いや、重要なのはそちらではない。私はぎょっとしながら、玉緒の腕を掴む。
「それまずくないか!? 宗家とは仲が悪いんだろう、私がここにいることがばれたら、すぐに城に告げ口されるんじゃ……」
「月國だとばれてない……と思いたいが」
「流石に顔を見ればわかるよ」
「そうでもない」
玉緒がひょいと私の顔を覗き込む。
「化粧をして長い髪を結ってると、確かに美しき姫君だ。噛みつき癖のある問題児には見えない」
「それは褒めてるのか!? 馬鹿にしてるのか!?」
「雅人殿と顔を合わせるのは、初めてか?」
私が声を荒げたのに、玉緒は気にした様子もなく、あっさりと話題を変えてしまう。こうされると従わない訳にはいかず、私は渋々怒りを抑えて答えた。
「初めてだ。だから宗家だなんてわからなかった」
「初めてなら大丈夫だ。向こうもお前が月國だなんてわかってないはずだ……弟の雪平にだけは気を付けろ、ばれた瞬間頭から叩き斬られるかもしれない」
「この衣服じゃ動きづらいから、反撃しづらいな」
「そういう問題じゃない」
玉緒は軽く私の頭を叩いた。それから、ふぅと安堵の息を漏らして見せる。私を見る目が優しい。

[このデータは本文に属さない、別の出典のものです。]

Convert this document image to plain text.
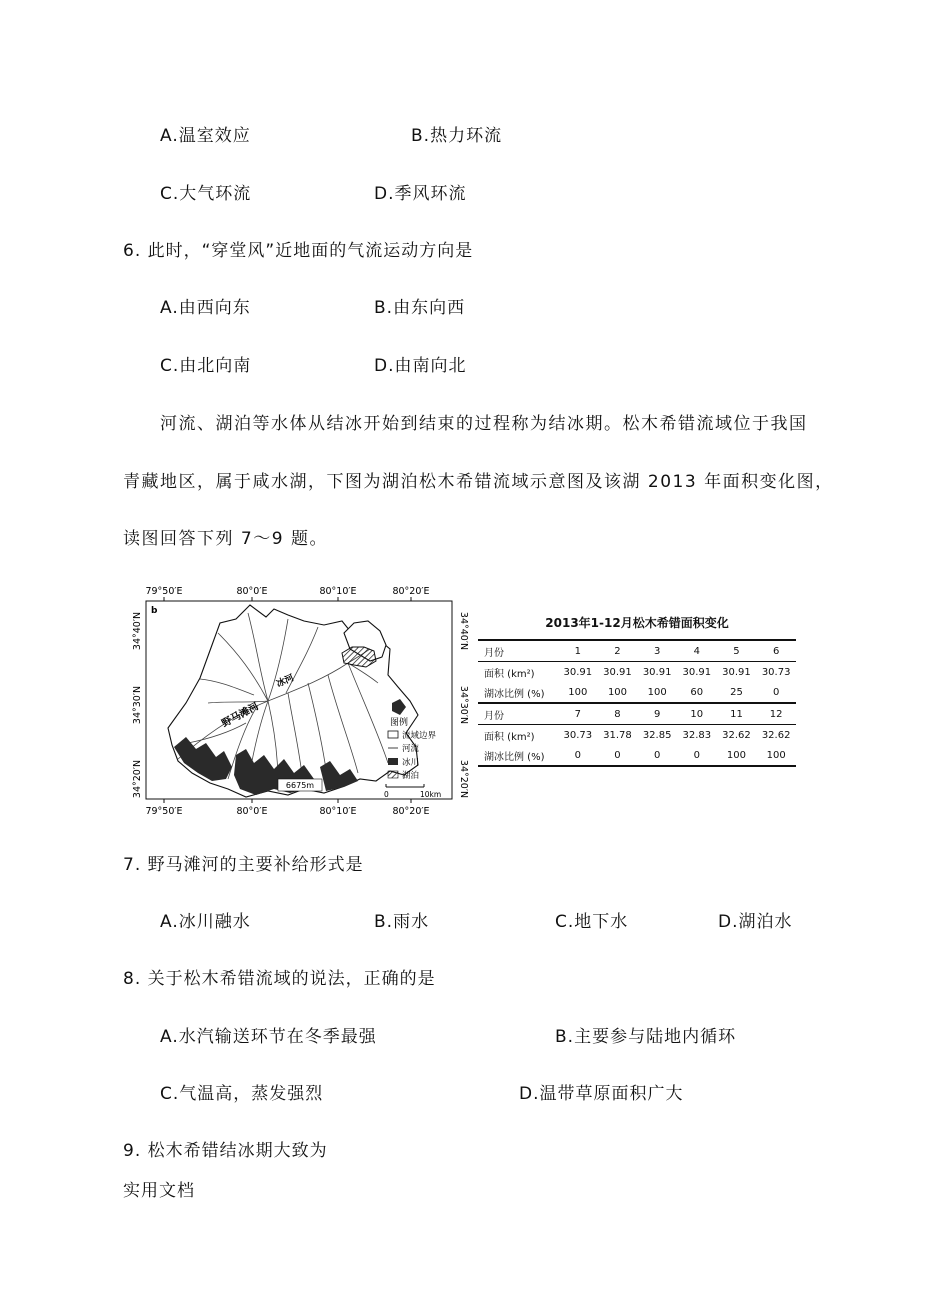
A.温室效应	B.热力环流
C.大气环流	D.季风环流
6. 此时，“穿堂风”近地面的气流运动方向是
A.由西向东	B.由东向西
C.由北向南	D.由南向北
河流、湖泊等水体从结冰开始到结束的过程称为结冰期。松木希错流域位于我国
青藏地区，属于咸水湖，下图为湖泊松木希错流域示意图及该湖 2013 年面积变化图，
读图回答下列 7～9 题。
79°50′E	80°0′E	80°10′E	80°20′E
79°50′E	80°0′E	80°10′E	80°20′E
34°40′N
34°30′N
34°20′N
34°40′N
34°30′N
34°20′N
b
野马滩河
冰河
6675m
图例
流域边界
河流
冰川
湖泊
0	10km
2013年1-12月松木希错面积变化
月份	1	2	3	4	5	6
面积 (km²)	30.91	30.91	30.91	30.91	30.91	30.73
湖冰比例 (%)	100	100	100	60	25	0
月份	7	8	9	10	11	12
面积 (km²)	30.73	31.78	32.85	32.83	32.62	32.62
湖冰比例 (%)	0	0	0	0	100	100
7. 野马滩河的主要补给形式是
A.冰川融水	B.雨水	C.地下水	D.湖泊水
8. 关于松木希错流域的说法，正确的是
A.水汽输送环节在冬季最强	B.主要参与陆地内循环
C.气温高，蒸发强烈	D.温带草原面积广大
9. 松木希错结冰期大致为
实用文档
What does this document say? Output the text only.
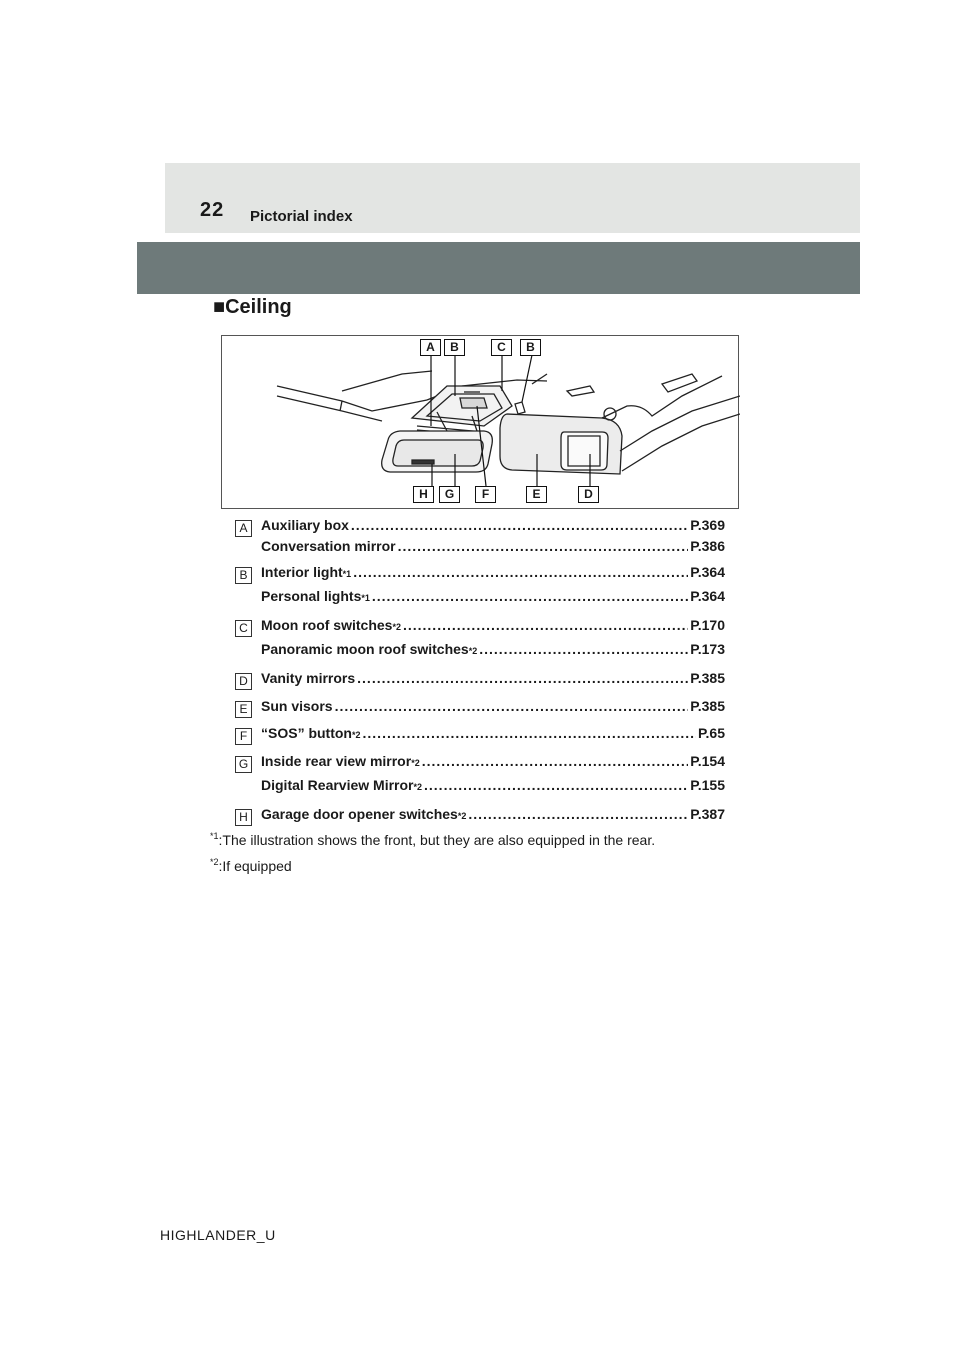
22 Pictorial index
■Ceiling
A	B	C	B
H	G	F	E	D
A Auxiliary box .....	P.369
Conversation mirror .....	P.386
B Interior light *1 .....	P.364
Personal lights *1 .....	P.364
C Moon roof switches *2 .....	P.170
Panoramic moon roof switches *2 .....	P.173
D Vanity mirrors .....	P.385
E Sun visors .....	P.385
F “SOS” button *2 .....	P.65
G Inside rear view mirror *2 .....	P.154
Digital Rearview Mirror *2 .....	P.155
H Garage door opener switches *2 .....	P.387
$^{*1}$:The illustration shows the front, but they are also equipped in the rear.
$^{*2}$:If equipped
HIGHLANDER_U
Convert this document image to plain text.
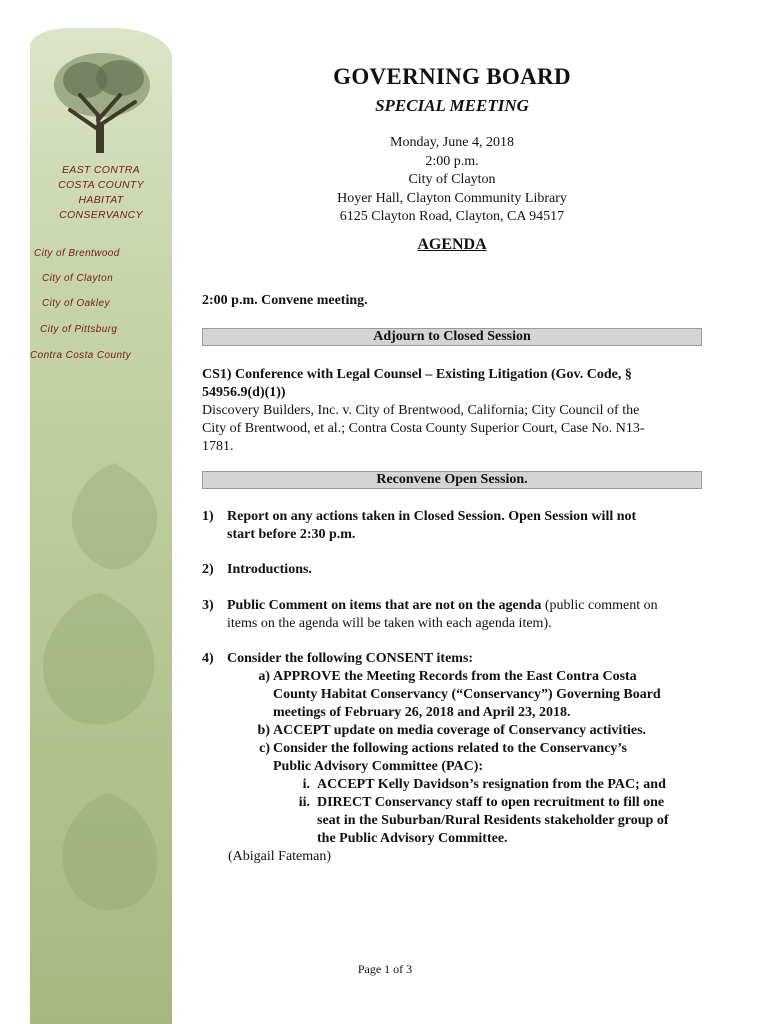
EAST CONTRA
COSTA COUNTY
HABITAT
CONSERVANCY
City of Brentwood
City of Clayton
City of Oakley
City of Pittsburg
Contra Costa County
GOVERNING BOARD
SPECIAL MEETING
Monday, June 4, 2018
2:00 p.m.
City of Clayton
Hoyer Hall, Clayton Community Library
6125 Clayton Road, Clayton, CA 94517
AGENDA
2:00 p.m. Convene meeting.
Adjourn to Closed Session
CS1) Conference with Legal Counsel – Existing Litigation (Gov. Code, §
54956.9(d)(1))
Discovery Builders, Inc. v. City of Brentwood, California; City Council of the
City of Brentwood, et al.; Contra Costa County Superior Court, Case No. N13-
1781.
Reconvene Open Session.
1) Report on any actions taken in Closed Session. Open Session will not
start before 2:30 p.m.
2) Introductions.
3) Public Comment on items that are not on the agenda (public comment on
items on the agenda will be taken with each agenda item).
4) Consider the following CONSENT items:
a) APPROVE the Meeting Records from the East Contra Costa
County Habitat Conservancy (“Conservancy”) Governing Board
meetings of February 26, 2018 and April 23, 2018.
b) ACCEPT update on media coverage of Conservancy activities.
c) Consider the following actions related to the Conservancy’s
Public Advisory Committee (PAC):
i. ACCEPT Kelly Davidson’s resignation from the PAC; and
ii. DIRECT Conservancy staff to open recruitment to fill one
seat in the Suburban/Rural Residents stakeholder group of
the Public Advisory Committee.
(Abigail Fateman)
Page 1 of 3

思わず視線を逸らしていると、彼はふと的に気付いたようだった。今度は可笑しそうな笑い声が漏れている。
「流石の腕だな」
「あなたに言われても何も嬉しくない。まだまだ上達したいし。武人たちと比べれば、お遊び程度の腕なのかもしれないけど」
「いや、木の矢であそこまで射れるのは相当な腕だぞ」玉緒は心底感心したように言った。「武人と言えど、良い矢で練習してる奴は、現場では使い物にならないことが多いんだ。咄嗟の事だと、手入れのできてない矢で射る必要があるからな。良い矢で練習してると、良い矢でしか射れなくなる。お前はそこらの武人より上手いよ。見習わせたいくらいだ」
「そうなんだ」
褒められると素直に嬉しかった。何だか気恥ずかしく、私は照れ隠しの代わりに尋ねた。
「良い矢って、例えばどんなもの?」
「名のある家なら、家ごとに特注してるぞ。化野もそうだ」
「え、それ凄くお金がかかるんじゃないの? 矢って消耗品でしょ?」
「だから、分家ではほとんど飾り物だな。宗家とかは練習にも使うし、実際の現場でも持ってくる」
「随分と裕福だな……」
「皇帝家を守る一族だからな」
玉緒は自慢するでもなく、ただ事実を述べるように言った。もっと胸を張ってもいいと思うのだが。彼はそう言ったきり口を閉ざし、ぼんやりと遠くの方を眺めている。その横顔が夕暮れの橙色に染め上がっていた。
やっぱり私は悪くないな、と結論付けたのは、笑いどころかもしれない。